In response to deadliest mass shooting in U.S. history, lawmakers offer ‘thoughts and prayers’

They've proven ineffective in preventing mass shootings from occurring.

With at least 50 dead and more than 200 injured, the shooting late Sunday night in Las Vegas has become the deadliest in modern U.S. history.

The Las Vegas Police Department confirmed the gunman’s identity as 64 year old Stephen Paddock. The sheriff’s office reported there were over 10 rifles found in his hotel room

Rather than tackling the issue of gun control policies head-on, many lawmakers, including the president himself, have resorted to the “thoughts and prayers” rhetoric that has failed to enact any actual change.


President Donald Trump tweeted out his “warmest condolences and sympathies” to the victims and families this morning.

Sen. Dean Heller (R-NV) has co-sponsored three pieces of gun rights legislation and holds an A rating from the National Rifle Association (NRA). He tweeted about the “senseless, horrifying act of violence” and sent prayers to the victims.

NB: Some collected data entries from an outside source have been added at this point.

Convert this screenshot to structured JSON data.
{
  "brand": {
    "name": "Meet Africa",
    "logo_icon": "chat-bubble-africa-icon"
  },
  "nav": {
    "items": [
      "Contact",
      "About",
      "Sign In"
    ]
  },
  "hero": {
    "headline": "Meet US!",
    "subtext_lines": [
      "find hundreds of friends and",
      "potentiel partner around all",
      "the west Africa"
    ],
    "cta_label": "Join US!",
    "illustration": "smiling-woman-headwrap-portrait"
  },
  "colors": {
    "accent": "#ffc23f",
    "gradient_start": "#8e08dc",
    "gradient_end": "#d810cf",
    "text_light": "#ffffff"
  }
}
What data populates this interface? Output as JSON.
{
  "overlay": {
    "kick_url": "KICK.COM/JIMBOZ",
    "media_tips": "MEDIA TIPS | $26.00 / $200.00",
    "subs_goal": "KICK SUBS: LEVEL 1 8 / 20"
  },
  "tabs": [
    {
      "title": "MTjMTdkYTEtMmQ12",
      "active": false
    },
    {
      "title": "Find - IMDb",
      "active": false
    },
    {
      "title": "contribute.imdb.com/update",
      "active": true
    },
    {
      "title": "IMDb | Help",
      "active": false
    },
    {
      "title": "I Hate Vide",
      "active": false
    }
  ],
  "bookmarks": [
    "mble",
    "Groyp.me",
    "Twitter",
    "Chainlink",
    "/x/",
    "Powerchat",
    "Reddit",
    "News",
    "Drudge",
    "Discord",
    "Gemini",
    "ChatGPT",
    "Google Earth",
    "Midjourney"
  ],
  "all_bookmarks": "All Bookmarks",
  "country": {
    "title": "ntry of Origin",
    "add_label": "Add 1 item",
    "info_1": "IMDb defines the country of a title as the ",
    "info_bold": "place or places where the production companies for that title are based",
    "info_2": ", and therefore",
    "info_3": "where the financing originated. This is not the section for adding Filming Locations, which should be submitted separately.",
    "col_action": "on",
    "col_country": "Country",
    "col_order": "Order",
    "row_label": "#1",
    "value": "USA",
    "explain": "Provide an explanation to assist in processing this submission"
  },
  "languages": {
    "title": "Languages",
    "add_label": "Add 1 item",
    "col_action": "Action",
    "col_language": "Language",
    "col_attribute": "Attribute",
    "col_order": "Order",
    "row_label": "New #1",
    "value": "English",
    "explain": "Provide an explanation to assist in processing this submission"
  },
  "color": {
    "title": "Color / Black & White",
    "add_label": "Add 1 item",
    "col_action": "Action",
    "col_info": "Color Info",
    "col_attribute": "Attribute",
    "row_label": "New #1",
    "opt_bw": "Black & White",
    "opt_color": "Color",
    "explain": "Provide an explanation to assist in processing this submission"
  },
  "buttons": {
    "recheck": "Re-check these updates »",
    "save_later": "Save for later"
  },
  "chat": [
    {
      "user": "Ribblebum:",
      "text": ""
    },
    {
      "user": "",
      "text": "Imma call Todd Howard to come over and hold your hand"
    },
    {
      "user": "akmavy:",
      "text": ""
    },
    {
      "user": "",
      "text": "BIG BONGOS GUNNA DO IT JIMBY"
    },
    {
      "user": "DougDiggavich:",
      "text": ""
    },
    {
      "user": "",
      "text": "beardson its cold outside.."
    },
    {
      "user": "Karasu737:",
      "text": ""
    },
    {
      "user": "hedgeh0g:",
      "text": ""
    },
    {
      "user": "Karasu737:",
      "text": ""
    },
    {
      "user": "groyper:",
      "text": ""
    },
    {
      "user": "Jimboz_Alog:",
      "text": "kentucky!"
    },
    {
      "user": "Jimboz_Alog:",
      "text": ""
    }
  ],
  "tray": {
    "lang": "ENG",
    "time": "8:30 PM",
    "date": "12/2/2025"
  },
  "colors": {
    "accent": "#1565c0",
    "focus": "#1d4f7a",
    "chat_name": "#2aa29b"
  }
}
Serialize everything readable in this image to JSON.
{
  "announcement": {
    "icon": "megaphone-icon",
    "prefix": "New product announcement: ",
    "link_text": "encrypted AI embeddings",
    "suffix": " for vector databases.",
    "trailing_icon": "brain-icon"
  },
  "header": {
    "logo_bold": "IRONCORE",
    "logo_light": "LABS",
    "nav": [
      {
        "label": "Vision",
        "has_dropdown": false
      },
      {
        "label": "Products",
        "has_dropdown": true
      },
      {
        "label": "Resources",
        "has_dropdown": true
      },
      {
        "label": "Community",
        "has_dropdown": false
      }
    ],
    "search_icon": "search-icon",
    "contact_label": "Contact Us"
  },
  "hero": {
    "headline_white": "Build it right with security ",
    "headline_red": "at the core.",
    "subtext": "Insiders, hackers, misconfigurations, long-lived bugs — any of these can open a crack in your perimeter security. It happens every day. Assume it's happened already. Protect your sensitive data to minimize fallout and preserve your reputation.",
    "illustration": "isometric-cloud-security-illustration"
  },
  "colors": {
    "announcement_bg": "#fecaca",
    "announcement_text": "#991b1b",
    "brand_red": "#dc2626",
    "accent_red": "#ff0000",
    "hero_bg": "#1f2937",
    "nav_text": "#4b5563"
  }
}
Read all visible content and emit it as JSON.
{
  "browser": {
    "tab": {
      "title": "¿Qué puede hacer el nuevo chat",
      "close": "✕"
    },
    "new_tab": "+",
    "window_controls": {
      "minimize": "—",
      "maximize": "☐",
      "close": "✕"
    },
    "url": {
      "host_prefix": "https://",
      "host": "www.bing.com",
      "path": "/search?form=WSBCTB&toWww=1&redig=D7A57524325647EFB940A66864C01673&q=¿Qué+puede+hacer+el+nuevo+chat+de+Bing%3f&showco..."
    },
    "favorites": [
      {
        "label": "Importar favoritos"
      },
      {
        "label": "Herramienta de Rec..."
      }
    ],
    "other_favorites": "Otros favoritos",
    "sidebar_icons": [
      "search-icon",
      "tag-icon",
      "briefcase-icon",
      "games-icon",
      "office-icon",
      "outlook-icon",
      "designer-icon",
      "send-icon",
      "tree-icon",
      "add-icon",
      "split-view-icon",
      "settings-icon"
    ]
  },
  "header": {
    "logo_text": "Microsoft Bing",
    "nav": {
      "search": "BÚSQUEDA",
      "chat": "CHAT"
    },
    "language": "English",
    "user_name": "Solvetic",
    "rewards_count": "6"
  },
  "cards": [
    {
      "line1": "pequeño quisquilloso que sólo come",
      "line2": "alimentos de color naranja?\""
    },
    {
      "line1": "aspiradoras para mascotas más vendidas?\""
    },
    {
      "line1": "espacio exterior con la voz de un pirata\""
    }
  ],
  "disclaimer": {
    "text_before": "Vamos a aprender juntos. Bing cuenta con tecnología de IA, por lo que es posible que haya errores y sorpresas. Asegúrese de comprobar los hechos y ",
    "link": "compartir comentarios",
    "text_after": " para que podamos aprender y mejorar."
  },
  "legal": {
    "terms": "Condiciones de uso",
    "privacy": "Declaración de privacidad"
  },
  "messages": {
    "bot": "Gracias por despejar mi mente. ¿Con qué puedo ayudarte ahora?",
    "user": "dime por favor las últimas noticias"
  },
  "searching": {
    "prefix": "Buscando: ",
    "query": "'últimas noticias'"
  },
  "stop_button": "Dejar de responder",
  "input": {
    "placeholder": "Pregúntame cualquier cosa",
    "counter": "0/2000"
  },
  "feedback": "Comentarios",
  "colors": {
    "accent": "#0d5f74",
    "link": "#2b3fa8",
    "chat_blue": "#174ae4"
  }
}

Other congressional Republicans with favorable NRA ratings have dodged the issue of gun control and have tweeted out similar messages.

Rep. Jeff Duncan (R-SC) was at the congressional baseball game where Rep. Steve Scalise (R-LA) was shot in June. He is co-sponsoring legislation that would remove gun silencers from the list of items regulated by the 1934 National Firearms Act, making them easier to access. He also sent prayers to the victims.

Democratic party leaders Rep. Nancy Pelosi (D-CA) and Sen. Chuck Schumer (D-NY), as well as former President Barack Obama have issued their own statements of “thoughts and prayers.”

Congressional Democrats have sent out similar messages, with some making more pointed statements for stricter gun control.

Sen. Chris Murphy (D-CT), whose home state of Connecticut was the site of the Sandy Hook school shooting that claimed the lives 27 people, has been an outspoken advocate for stricter gun control legislation.


Murphy released a stronger statement Monday morning, calling offerings of thoughts and prayers from members of Congress “cruelly hollow.”


“Thoughts and prayers” has been the go-to response for many Republican lawmakers in the wake of mass shootings. Many of these lawmakers receive generous donations from the NRA and have voted against sensible gun reform laws.